Given that air tickets are among the biggest online purchases for Irish Internet users
(Amarach Consulting 2004), the industry review justifies the selection of the airline emarketplace
and outlines its structure. Aer Lingus, who currently channel 57 percent of
customer bookings via the web (Carey 2004b), believe that the Aer Lingus site
(http://www.aerlingus.com) has been a major factor behind the turnaround in the airline's
fortunes (Carey 2004b; Oliver 2003). In comprison, Ryanair (http:/Avvvw.lyanair.com)
have 95 percent of their customers booking via the web (O'Mahony 2003: 19), and have
been named by Google (http://www.google.com) as the most searched for airline brand on
the web (The Irish Times 2003). Interpretive and quantitative techniques are used in
examining the online services of these major players.

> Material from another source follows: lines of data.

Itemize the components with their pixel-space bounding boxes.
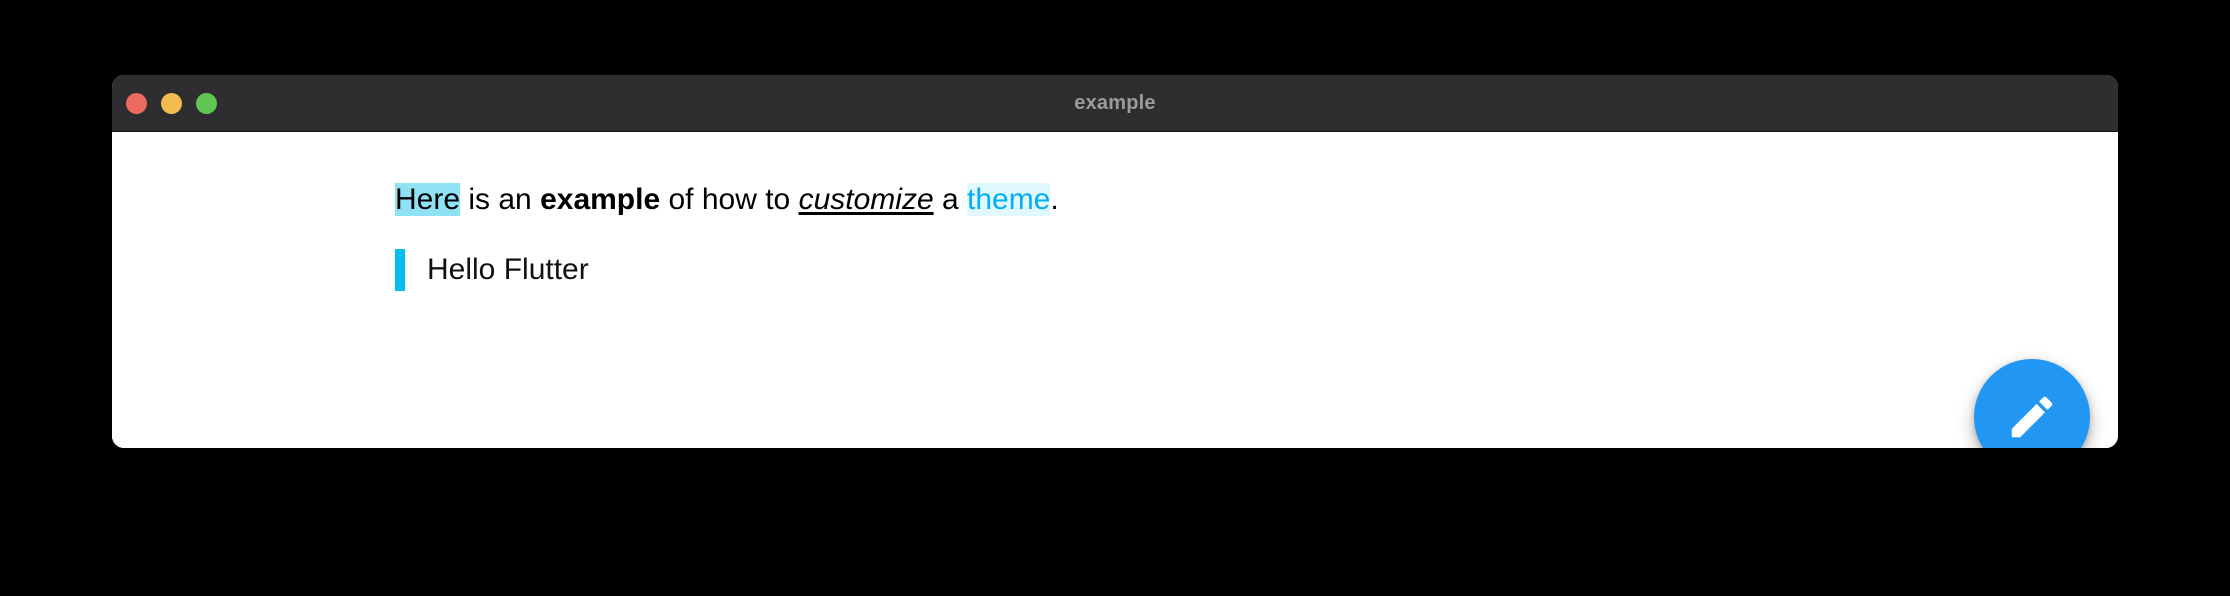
app-window: example Here is an example of how to cus… — [112, 75, 2118, 448]
edit-floating-action-button[interactable] — [1974, 359, 2090, 448]
text-token-highlight: Here — [395, 183, 460, 216]
text-token-plain: a — [934, 183, 967, 216]
text-token-link-theme[interactable]: theme — [967, 183, 1050, 216]
window-content: Here is an example of how to customize a… — [112, 132, 2118, 448]
blockquote: Hello Flutter — [395, 249, 589, 291]
blockquote-accent-bar — [395, 249, 405, 291]
traffic-light-controls — [126, 75, 217, 131]
window-title: example — [112, 92, 2118, 115]
window-titlebar[interactable]: example — [112, 75, 2118, 132]
styled-paragraph: Here is an example of how to customize a… — [395, 185, 1895, 215]
text-token-plain: of how to — [660, 183, 798, 216]
close-window-button[interactable] — [126, 93, 147, 114]
blockquote-text: Hello Flutter — [427, 253, 589, 287]
text-token-period: . — [1050, 183, 1058, 216]
text-token-plain: is an — [460, 183, 540, 216]
pencil-edit-icon — [2005, 390, 2059, 444]
text-token-italic-underline: customize — [799, 183, 934, 216]
minimize-window-button[interactable] — [161, 93, 182, 114]
markdown-body: Here is an example of how to customize a… — [395, 185, 1895, 215]
text-token-bold: example — [540, 183, 660, 216]
zoom-window-button[interactable] — [196, 93, 217, 114]
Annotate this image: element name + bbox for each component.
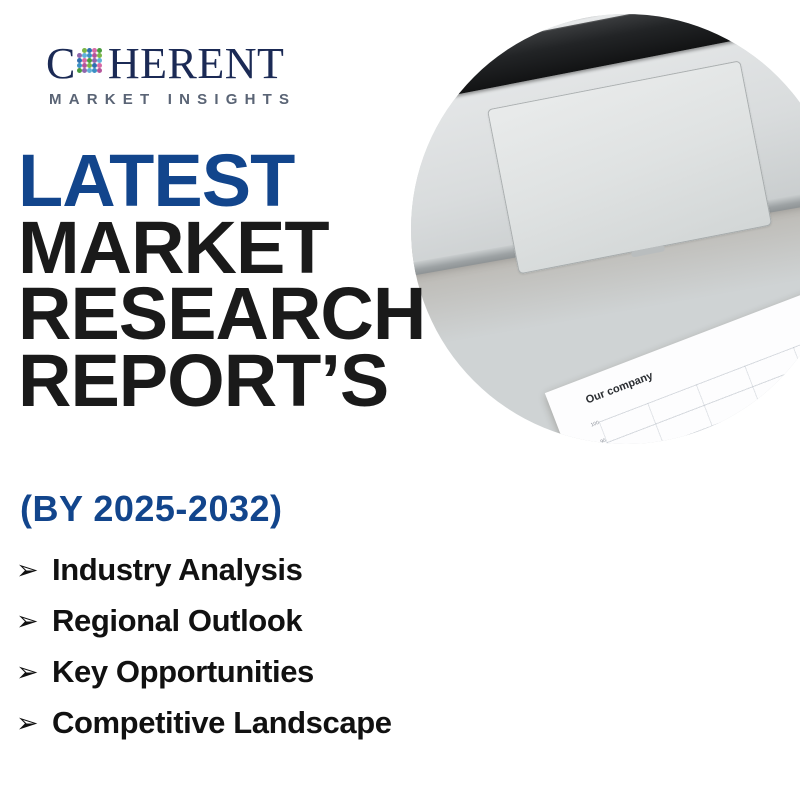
arrow-bullet-icon: ➢ <box>16 659 52 686</box>
key-b: B <box>424 14 485 45</box>
list-item-label: Key Opportunities <box>52 654 314 690</box>
arrow-bullet-icon: ➢ <box>16 557 52 584</box>
list-item: ➢ Key Opportunities <box>16 654 536 690</box>
arrow-bullet-icon: ➢ <box>16 608 52 635</box>
arrow-bullet-icon: ➢ <box>16 710 52 737</box>
headline-line-3: RESEARCH <box>18 281 418 348</box>
globe-dot <box>97 53 102 58</box>
list-item: ➢ Industry Analysis <box>16 552 536 588</box>
key-label: B <box>428 14 481 24</box>
key-label: V <box>411 14 423 35</box>
globe-dot <box>97 63 102 68</box>
year-range-subtitle: (BY 2025-2032) <box>20 488 283 530</box>
key-n: N <box>483 14 544 33</box>
globe-dot <box>97 48 102 53</box>
hero-photo: ⌘ command V B N ⌘ command <box>411 14 800 444</box>
feature-list: ➢ Industry Analysis ➢ Regional Outlook ➢… <box>16 552 536 756</box>
logo-text-herent: HERENT <box>108 42 285 86</box>
key-v: V <box>411 14 427 56</box>
globe-dot <box>97 58 102 63</box>
headline-line-1: LATEST <box>18 148 418 215</box>
logo-letter-c: C <box>46 42 76 86</box>
brand-logo[interactable]: C HERENT MARKET INSIGHTS <box>46 42 296 108</box>
headline-line-4: REPORT’S <box>18 348 418 415</box>
list-item-label: Regional Outlook <box>52 603 302 639</box>
headline-line-2: MARKET <box>18 215 418 282</box>
list-item-label: Industry Analysis <box>52 552 302 588</box>
globe-dot <box>97 68 102 73</box>
list-item-label: Competitive Landscape <box>52 705 392 741</box>
marketing-poster: ⌘ command V B N ⌘ command <box>0 0 800 800</box>
logo-tagline: MARKET INSIGHTS <box>46 91 296 108</box>
list-item: ➢ Regional Outlook <box>16 603 536 639</box>
list-item: ➢ Competitive Landscape <box>16 705 536 741</box>
page-title: LATEST MARKET RESEARCH REPORT’S <box>18 148 418 414</box>
logo-wordmark: C HERENT <box>46 42 296 86</box>
dotted-globe-icon <box>77 47 107 77</box>
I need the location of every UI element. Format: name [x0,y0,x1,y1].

For the interpretive part of the study, in-depth interviews incorporating usability testing
methods (Nielsen 2001) and phenomenology based interpretive techniques (Thompson et al
1989) were applied in naturalistic settings in consumers' homes to establish factors which
are perceived as hindering and facilitating consumers in finding product/service
information, and making e-commerce purchases. Twelve consumers living in Dublin were
recruited, using the following selection criteria: web expertise, age, social class and gender.
Behavioural, affective and cognitive responses were assessed in depth.
Two national quantitative online surveys (generating 596 usable responses from Aer
Lingus customers and 1,442 from Ryanair customers) were designed and administered
using random sampling procedures. Findings of the in-depth and quantitative studies are
examined and interpreted in the context of literature approaches. Recommendations on
how both web sites can be improved to better match consumer requirements and
expectations are drawn up and suggestions are made for further research.